How can I extend the code below to allow me to explore all instances where I have 2 mismatches or less between my substring and the parent string?
Substring: SSQP
String-to-match-to: SSPQQQQPSSSSQQQSSQPSPSQSSQPSSQPPSSSSQPSPSQSSQPSSSSQPSPSQSSQPSSSSQPSPSQ
Here is an example where only one possible mismatch is incorporated:
>>> s = 'SSPQQQQPSSSSQQQSSQPSPSQSSQPSSQPPSSSSQPSPSQSSQPSSSSQPSPSQSSQPSSSSQPSPSQ'
>>> re.findall(r'(?=(SSQP|[A-Z]SQP|S[A-Z]QP|SS[A-Z]P|SSQ[A-Z]))', s)

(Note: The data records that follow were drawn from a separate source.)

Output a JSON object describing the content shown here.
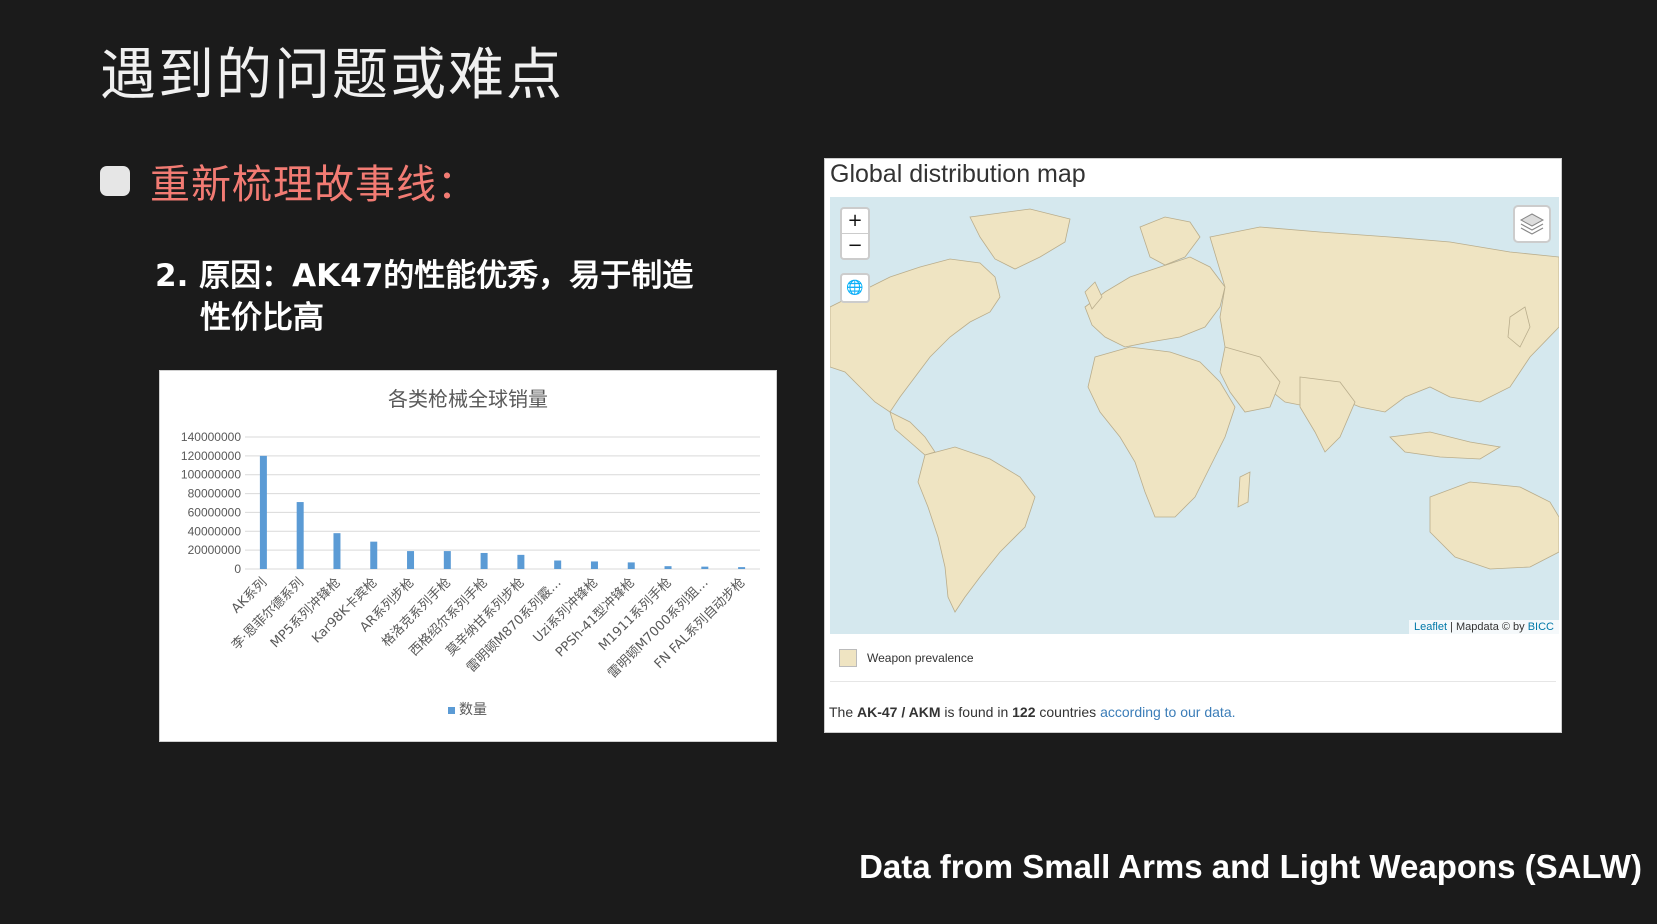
{
  "slide": {
    "title": "遇到的问题或难点",
    "bullet": "重新梳理故事线：",
    "reason_line1": "2. 原因：AK47的性能优秀，易于制造",
    "reason_line2": "性价比高",
    "source": "Data from Small Arms and Light Weapons (SALW)"
  },
  "chart_data": {
    "type": "bar",
    "title": "各类枪械全球销量",
    "categories": [
      "AK系列",
      "李·恩菲尔德系列",
      "MP5系列冲锋枪",
      "Kar98K卡宾枪",
      "AR系列步枪",
      "格洛克系列手枪",
      "西格绍尔系列手枪",
      "莫辛纳甘系列步枪",
      "雷明顿M870系列霰…",
      "Uzi系列冲锋枪",
      "PPSh-41型冲锋枪",
      "M1911系列手枪",
      "雷明顿M7000系列狙…",
      "FN FAL系列自动步枪"
    ],
    "series": [
      {
        "name": "数量",
        "values": [
          120000000,
          71000000,
          38000000,
          29000000,
          19000000,
          19000000,
          17000000,
          15000000,
          9000000,
          8000000,
          7000000,
          3000000,
          2500000,
          2000000
        ]
      }
    ],
    "ylim": [
      0,
      140000000
    ],
    "yticks": [
      "140000000",
      "120000000",
      "100000000",
      "80000000",
      "60000000",
      "40000000",
      "20000000",
      "0"
    ],
    "grid": true,
    "legend": "bottom",
    "bar_color": "#5b9bd5"
  },
  "map": {
    "title": "Global distribution map",
    "zoom_in": "+",
    "zoom_out": "−",
    "legend_label": "Weapon prevalence",
    "attribution_leaflet": "Leaflet",
    "attribution_rest": " | Mapdata © by ",
    "attribution_bicc": "BICC",
    "found_prefix": "The ",
    "found_weapon": "AK-47 / AKM",
    "found_mid": " is found in ",
    "found_count": "122",
    "found_suffix": " countries ",
    "found_link": "according to our data.",
    "land_color": "#efe4c2",
    "water_color": "#d5e8ee"
  }
}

['SSQQ', 'SSQP', 'SSQP', 'SSQP', 'SSQP', 'SSQP', 'SSQP', 'SSQP', 'SSQP']
Obviously, incorporating the possibility of two mismatches in the code above would require a lot of brute-force typing of all the possible combinations.
How can I extend this code (or refactor this code) to explore the possibility of two mismatches?
Furthermore, I want to modify my output so that I get the numeric index returned (not SSQQ
or SSQP
) of the exact position the substring matched the string.